À frente da Delegacia Especial de Atendimento à Pessoa da Terceira Idade (Depati), no Rio de Janeiro, o delegado Mário Luiz da Silva explica que o desvio de bens é o crime sem violência mais registrado contra idosos, geralmente cometido por pessoas próximas.
“Na maioria desses casos, o filho se aproveita de algum declínio físico ou psicológico dos pais idosos para dilapidar o patrimônio. Muitos relutam em denunciar pelo vínculo afetivo”, afirma o delegado.
Casos como o de Geneviève Boghici, viúva do marchand Jean Boghici, exemplificam essa relutância. Em 2022, ela denunciou a filha, Sabine Coll Boghici, após mais de um ano de extorsões que resultaram em perdas de cerca de R$ 5 milhões em dinheiro, além de joias e obras de arte avaliadas em mais de R$ 725 milhões. O golpe envolvia a promessa de um tratamento espiritual para salvar a vida da filha. Geneviève só procurou ajuda após ser mantida refém no próprio apartamento, na Zona Sul do Rio. Sabine foi presa junto com a esposa, Rosa Stanesco Nicolau, conhecida como Mãe Valéria de Oxossi. Posteriormente, cometeu suicídio em 2023.

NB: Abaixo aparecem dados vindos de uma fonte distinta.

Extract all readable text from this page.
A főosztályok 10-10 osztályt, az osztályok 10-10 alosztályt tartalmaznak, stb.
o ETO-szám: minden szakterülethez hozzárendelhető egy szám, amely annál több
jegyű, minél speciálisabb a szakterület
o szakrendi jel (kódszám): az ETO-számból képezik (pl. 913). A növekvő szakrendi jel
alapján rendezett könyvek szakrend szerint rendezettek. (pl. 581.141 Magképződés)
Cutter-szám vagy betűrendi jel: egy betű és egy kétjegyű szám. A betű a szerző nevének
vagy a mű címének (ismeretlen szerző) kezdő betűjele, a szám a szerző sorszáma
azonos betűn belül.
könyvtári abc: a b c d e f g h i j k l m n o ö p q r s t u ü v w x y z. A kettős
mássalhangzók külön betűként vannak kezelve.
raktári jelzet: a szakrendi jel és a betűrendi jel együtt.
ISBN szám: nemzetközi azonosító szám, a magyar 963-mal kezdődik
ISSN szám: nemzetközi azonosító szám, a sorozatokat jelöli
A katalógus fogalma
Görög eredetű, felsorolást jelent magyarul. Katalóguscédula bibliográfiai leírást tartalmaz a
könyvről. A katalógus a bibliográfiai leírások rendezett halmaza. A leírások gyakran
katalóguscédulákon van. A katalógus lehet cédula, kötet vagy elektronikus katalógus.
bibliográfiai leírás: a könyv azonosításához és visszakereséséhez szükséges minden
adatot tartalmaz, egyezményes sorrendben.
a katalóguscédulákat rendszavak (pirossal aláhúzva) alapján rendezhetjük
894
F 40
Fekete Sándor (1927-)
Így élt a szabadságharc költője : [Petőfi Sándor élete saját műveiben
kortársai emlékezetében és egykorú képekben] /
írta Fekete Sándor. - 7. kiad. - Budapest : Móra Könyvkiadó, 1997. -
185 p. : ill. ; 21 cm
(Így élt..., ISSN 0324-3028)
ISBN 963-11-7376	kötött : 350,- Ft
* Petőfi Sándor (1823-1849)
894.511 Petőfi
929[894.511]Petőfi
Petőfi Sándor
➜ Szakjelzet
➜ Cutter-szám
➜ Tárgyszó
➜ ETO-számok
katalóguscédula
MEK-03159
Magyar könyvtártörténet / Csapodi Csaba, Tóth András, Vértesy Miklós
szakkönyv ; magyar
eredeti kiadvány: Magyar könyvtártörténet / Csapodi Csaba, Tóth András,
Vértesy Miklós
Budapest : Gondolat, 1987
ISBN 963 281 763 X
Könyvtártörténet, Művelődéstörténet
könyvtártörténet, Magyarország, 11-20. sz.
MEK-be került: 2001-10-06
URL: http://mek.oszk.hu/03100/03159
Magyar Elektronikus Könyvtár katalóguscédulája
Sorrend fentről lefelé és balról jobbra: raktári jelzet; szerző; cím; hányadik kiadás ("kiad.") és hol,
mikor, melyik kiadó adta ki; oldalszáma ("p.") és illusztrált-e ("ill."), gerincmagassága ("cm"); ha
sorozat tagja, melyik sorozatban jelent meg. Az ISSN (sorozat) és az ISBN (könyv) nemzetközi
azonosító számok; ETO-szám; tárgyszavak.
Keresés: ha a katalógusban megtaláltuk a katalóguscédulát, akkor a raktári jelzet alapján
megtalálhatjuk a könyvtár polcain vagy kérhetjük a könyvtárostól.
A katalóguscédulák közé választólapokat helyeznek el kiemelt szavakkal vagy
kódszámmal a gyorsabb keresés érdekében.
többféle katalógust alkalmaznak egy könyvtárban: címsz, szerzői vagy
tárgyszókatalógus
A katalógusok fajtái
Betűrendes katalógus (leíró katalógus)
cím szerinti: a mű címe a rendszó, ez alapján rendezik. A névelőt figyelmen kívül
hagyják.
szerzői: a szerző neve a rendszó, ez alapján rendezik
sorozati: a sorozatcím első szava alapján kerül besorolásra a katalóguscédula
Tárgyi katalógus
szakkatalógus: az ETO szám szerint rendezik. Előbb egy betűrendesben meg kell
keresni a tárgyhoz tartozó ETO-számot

“Geneviève nunca deixou de nutrir o sentimento de mãe. Após a prisão de Sabine, ela lutou pela liberdade da filha e queria que ela recebesse um atendimento psicológico e psiquiátrico ao seu lado, o que infelizmente não aconteceu”, conta o advogado Ary Brandão de Oliveira.
Segundo especialistas, em muitos casos, as denúncias são feitas não pelos pais, mas por terceiros, como irmãos, amigos ou outros familiares. O advogado Fernando Magri, coordenador da Pós-Graduação em Direito Penal e Processual Penal da Escola Paulista de Direito, relata que atendeu recentemente um homem que queria denunciar o irmão por desviar dinheiro do pai doente. No entanto, os próprios pais pediram que o processo não fosse levado adiante.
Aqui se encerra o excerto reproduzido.